No, it’s definitely not necessary. The Van Neumann architecture, which practically all computers today are based upon, pioneered the idea of a stored program, which is nothing more than code stored as data.

That’s at the hardware level though; at the software level, paradigms differ as to how closely data and code are intermingled (or, conversely, how sharply they need to be divided).

On one end of the spectrum, there’s imperative programming, especially the procedural flavors – think Pascal, C, FORTRAN, BASIC (actual BASIC, not VB.NET or anything like that). In these languages, data and code are conceptually separate; you can take pointers to function addresses and pass them around, but other than that, code is code, and data is data. If you want to treat data as code, you have to pull quite some tricks, e.g. injecting some assembler code to jump to an address that contains your data.

On the other end, you’ll find functional programming, where functions are data (in a super-hardcore FP idiom, functions are even the only kind of data you can have); but also logic programming (think Prolog), where the entire program is mostly just a data structure describing facts about the problem domain. And of course there’s the dynamic camp, which gives you techniques like monkey-patching, duck typing, introspection / reflection, etc., to have your code inspect and modify itself at run time. Lisp (any Lisp, really) is a particularly interesting candidate here, because it combines functional programming and dynamic features.

In between, there’s object-oriented programming; this idiom mainly inherits the imperative mindset of separate data and code, but at its core, it departs from it a bit by bundling related behavior (code) and state (data) into units (objects). Fast-forward to the point where the idiom has fully unraveled, and you see “design patterns” emerge, many of which pretty much replicate code-as-data features found in other idioms.

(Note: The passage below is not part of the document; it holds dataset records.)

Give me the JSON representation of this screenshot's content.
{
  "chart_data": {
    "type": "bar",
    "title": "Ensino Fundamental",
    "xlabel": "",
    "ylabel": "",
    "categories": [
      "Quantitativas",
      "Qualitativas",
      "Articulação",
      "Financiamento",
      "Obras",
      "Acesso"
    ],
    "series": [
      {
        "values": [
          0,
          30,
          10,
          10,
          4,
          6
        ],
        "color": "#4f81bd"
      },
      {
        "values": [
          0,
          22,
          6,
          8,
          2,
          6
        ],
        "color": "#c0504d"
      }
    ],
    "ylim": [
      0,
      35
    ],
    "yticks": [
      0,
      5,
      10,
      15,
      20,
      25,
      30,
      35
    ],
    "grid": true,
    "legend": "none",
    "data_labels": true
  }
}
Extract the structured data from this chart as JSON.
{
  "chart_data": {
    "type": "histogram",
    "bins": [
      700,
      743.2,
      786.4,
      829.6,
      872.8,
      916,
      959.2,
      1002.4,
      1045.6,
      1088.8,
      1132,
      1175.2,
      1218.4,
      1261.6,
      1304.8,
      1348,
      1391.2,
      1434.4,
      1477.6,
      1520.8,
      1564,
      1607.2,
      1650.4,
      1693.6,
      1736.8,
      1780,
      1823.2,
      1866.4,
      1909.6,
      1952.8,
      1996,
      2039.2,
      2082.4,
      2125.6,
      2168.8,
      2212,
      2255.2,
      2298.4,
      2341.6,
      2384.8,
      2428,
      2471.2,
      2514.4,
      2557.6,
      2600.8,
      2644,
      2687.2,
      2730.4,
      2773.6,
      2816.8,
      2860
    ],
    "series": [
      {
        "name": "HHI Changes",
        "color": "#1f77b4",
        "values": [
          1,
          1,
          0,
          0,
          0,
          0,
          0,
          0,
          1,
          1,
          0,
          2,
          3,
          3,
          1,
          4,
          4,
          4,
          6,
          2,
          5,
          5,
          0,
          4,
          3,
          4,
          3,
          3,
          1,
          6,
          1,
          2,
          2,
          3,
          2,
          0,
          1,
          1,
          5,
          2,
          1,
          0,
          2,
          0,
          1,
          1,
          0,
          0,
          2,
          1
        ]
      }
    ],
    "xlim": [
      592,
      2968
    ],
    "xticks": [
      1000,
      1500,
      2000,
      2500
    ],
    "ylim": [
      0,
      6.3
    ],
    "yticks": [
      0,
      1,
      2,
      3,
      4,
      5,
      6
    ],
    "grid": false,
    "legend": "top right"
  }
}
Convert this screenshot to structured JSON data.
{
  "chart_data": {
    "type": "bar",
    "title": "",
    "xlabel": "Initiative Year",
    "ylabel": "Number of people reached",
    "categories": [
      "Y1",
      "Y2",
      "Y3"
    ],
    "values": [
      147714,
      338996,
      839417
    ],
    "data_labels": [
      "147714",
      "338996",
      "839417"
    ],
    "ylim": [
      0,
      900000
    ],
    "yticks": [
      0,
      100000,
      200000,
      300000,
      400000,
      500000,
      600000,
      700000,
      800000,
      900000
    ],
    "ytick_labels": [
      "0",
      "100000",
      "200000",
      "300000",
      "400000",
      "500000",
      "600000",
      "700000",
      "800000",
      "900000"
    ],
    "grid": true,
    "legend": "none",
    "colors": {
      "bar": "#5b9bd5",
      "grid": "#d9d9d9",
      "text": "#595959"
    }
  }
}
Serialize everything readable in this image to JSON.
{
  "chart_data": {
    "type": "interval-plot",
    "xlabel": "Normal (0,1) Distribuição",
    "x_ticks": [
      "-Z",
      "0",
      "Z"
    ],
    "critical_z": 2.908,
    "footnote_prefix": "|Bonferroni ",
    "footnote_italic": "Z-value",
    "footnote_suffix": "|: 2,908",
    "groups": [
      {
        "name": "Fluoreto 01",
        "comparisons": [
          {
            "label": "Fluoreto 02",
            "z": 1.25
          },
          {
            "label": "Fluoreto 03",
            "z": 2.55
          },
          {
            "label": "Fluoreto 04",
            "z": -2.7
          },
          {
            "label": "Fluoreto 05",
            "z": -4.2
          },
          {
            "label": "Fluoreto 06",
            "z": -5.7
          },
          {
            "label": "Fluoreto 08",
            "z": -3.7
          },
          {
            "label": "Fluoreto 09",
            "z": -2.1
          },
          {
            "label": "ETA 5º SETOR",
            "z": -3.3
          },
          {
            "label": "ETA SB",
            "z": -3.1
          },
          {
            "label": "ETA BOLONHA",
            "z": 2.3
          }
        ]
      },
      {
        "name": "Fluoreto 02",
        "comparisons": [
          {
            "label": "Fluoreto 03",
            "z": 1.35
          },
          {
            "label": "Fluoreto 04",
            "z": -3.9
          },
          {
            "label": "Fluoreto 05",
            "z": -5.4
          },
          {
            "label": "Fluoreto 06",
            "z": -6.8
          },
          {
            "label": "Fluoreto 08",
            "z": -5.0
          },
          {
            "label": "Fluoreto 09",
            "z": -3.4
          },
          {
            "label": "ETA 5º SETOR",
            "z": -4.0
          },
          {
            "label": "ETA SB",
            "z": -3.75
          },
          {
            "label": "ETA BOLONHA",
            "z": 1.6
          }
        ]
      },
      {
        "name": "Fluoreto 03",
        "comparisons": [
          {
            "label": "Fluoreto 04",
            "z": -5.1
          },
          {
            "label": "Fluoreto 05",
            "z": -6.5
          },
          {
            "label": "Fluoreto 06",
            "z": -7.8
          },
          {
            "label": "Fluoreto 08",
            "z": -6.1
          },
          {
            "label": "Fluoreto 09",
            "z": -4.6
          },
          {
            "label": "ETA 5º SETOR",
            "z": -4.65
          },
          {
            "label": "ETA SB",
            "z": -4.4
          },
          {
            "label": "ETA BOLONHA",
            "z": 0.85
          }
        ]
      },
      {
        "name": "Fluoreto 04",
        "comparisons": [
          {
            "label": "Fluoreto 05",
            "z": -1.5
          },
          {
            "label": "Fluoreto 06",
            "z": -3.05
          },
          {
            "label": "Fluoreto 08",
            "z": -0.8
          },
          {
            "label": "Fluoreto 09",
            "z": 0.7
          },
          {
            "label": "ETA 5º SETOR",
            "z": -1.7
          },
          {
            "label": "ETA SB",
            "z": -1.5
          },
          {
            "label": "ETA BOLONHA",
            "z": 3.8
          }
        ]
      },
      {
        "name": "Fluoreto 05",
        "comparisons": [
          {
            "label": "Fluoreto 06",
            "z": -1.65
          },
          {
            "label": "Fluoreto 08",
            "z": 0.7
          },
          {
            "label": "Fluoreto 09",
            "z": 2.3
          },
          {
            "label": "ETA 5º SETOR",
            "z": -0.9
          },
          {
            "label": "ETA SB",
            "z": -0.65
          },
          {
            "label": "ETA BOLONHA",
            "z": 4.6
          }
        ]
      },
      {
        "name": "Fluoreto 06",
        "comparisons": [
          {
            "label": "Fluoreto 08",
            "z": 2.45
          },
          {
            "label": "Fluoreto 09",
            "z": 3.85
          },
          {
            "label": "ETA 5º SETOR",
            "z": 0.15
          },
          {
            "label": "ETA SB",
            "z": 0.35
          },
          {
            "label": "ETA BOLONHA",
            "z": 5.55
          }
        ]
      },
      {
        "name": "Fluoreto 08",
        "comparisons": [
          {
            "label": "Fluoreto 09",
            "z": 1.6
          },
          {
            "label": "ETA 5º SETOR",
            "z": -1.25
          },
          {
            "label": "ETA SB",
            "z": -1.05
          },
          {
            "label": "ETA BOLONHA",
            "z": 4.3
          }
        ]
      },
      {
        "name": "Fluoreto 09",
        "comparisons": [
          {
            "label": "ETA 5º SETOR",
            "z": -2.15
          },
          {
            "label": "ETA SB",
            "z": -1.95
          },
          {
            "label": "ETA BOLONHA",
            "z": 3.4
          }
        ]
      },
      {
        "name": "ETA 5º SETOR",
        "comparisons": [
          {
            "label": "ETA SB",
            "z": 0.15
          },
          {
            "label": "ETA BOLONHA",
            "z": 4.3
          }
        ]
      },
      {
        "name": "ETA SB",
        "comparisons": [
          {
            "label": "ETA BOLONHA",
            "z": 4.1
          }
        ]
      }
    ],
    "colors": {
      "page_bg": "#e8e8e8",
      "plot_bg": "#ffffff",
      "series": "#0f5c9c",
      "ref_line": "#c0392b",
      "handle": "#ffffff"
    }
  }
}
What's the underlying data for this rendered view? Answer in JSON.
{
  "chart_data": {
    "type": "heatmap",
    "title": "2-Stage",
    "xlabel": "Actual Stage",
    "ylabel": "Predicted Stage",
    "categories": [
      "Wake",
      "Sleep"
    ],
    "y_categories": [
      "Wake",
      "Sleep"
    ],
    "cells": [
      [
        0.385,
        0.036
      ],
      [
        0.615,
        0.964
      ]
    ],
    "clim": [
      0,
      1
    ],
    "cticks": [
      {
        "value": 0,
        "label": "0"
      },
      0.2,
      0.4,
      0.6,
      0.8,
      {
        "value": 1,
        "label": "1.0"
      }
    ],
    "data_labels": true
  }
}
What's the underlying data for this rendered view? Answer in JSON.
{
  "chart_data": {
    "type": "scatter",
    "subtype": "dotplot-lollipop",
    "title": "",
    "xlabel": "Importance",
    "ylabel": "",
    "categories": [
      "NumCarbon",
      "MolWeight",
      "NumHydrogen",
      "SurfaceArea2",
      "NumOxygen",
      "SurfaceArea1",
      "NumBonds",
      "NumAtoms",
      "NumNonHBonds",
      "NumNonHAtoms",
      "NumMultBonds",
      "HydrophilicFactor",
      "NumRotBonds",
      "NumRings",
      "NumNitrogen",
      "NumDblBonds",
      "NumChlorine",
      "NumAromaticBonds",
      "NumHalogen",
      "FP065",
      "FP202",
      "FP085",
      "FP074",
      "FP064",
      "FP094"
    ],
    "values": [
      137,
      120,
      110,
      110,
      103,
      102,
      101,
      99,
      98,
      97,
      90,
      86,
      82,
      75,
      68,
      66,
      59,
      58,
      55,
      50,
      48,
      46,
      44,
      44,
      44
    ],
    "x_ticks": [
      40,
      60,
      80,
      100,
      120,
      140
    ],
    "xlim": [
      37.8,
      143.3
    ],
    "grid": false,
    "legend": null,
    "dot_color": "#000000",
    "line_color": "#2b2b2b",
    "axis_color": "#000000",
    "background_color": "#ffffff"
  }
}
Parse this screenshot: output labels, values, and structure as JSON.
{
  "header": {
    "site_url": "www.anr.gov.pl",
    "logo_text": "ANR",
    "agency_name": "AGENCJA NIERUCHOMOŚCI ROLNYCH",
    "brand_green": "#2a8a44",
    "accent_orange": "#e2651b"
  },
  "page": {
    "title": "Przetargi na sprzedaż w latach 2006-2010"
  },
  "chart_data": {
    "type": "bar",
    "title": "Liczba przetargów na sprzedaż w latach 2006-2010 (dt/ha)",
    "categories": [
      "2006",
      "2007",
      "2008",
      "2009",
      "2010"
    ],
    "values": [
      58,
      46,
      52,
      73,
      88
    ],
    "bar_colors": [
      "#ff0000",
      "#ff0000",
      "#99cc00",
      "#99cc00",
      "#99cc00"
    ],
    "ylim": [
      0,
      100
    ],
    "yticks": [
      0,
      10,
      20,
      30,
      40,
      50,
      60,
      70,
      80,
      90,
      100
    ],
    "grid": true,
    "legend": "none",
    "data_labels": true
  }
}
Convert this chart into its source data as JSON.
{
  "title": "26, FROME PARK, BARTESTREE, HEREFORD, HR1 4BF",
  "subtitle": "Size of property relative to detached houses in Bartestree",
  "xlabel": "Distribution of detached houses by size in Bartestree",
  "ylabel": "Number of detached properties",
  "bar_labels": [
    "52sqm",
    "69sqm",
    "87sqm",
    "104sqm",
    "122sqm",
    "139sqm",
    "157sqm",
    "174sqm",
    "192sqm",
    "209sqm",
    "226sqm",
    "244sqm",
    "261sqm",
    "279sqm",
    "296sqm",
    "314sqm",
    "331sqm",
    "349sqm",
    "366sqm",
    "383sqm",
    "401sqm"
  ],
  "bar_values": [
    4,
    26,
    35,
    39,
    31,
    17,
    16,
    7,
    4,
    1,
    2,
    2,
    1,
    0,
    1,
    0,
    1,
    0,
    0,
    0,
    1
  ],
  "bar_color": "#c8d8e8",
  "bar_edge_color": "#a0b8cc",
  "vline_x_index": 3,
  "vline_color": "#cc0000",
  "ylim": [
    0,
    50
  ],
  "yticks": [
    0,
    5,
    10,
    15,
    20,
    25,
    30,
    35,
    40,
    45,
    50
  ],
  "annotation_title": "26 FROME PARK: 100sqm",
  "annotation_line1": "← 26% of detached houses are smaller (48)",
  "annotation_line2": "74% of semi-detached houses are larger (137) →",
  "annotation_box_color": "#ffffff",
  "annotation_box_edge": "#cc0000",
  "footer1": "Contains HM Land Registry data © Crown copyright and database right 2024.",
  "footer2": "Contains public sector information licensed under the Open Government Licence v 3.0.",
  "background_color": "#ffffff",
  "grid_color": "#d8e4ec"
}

All that doesn’t really answer your question though: should code and data be separated? Well, the fact that even the most hardcore code-data-separators occasionally use code generators, lookup tables, and similar techniques that mix them up should tell you that being religious about such a separation is ridiculous. There are quite some advantages to treating them as separate realms, and often, it is the most straightforward approach. Often, but not always. In many cases, letting go of the separation can lead to cleaner code, less cruft, and more elegant solutions.

Take this example:

interface Fooable {
    function  run();
}

function foo(Fooable f) {
    f.run();
}

// ...

myF = new Fooable() { function run() { print "Hello, world!"; } }
foo(myF);

vs.:

function foo(f) {
    f();
}

myF = function () { print "Hello, world!"; }
foo(myF);

In any case, I consider it important to keep in mind that a separation of code and data is just one way to approach a problem, and that at the machine level, the distinction is questionable at best.

In Lisp dialects, the code and data are both represented as lists, and this facilitates manipulation of code as data, because it is data. But it is also useful to keep in mind the distinction: if you try to run some list that isn’t code, you will get an error, rather than useful output. Sometimes it is more useful to think of them as the same thing, sometimes it is more useful to think of them as different.

For example, a list of the integers from 1 to 5 would look like this in Lisp: (1 2 3 4 5). If you try to run it, you’ll get an error that complains that the number 1 is not a function. You could think of that list as a piece of broken code, but it would be more useful to think of it as data, not code. If you wrote (+ 2 3 4 5), then that is a function call of the ‘+’ function on the arguments 2, 3, 4, and 5. If you wrote it like this '(+ 2 3 4 5) (note the single quote at the front), then it would be a piece of code that’s treated like data, and it would not be run just yet (although you could run it later).

The real issue that needs to be considered is “integrity of data”. Segregating code & data still leaves one open to corrupted data via buffer overruns.

Segregating code & data is a solution at one end of a spectrum, and very appropriate for languages (such as C) that enable indiscriminate changes to data (and, by extension, code if not segregated from the data). It’s an extreme and necessary solution to a fundamental problem in such languages. Please note that I’m in no way suggesting that C is flawed – it was designed with such a feature for the “low level” work for which it was intended. It was originally designed to be somewhere between assembly language and “high level languages”.

Yes. Properly segregating code and data is very important.

Code is written beforehand and executed, generally at a fairly high level of trust. Data comes from external sources, and not necessarily from a source that ought to be trusted. And the most destructive of hacks (such as buffer overflows and SQL injections) come from an untrustworthy user finding a way to cause the computer to treat data as code.

Some programming languages, mostly those influenced by Lisp, as World Engineer noted, like to conflate the two. This is almost like the language designer saying “here, you don’t need to write your own security holes; we’ve given you a free arbitrary code execution vulnerability as a fundamental language feature!”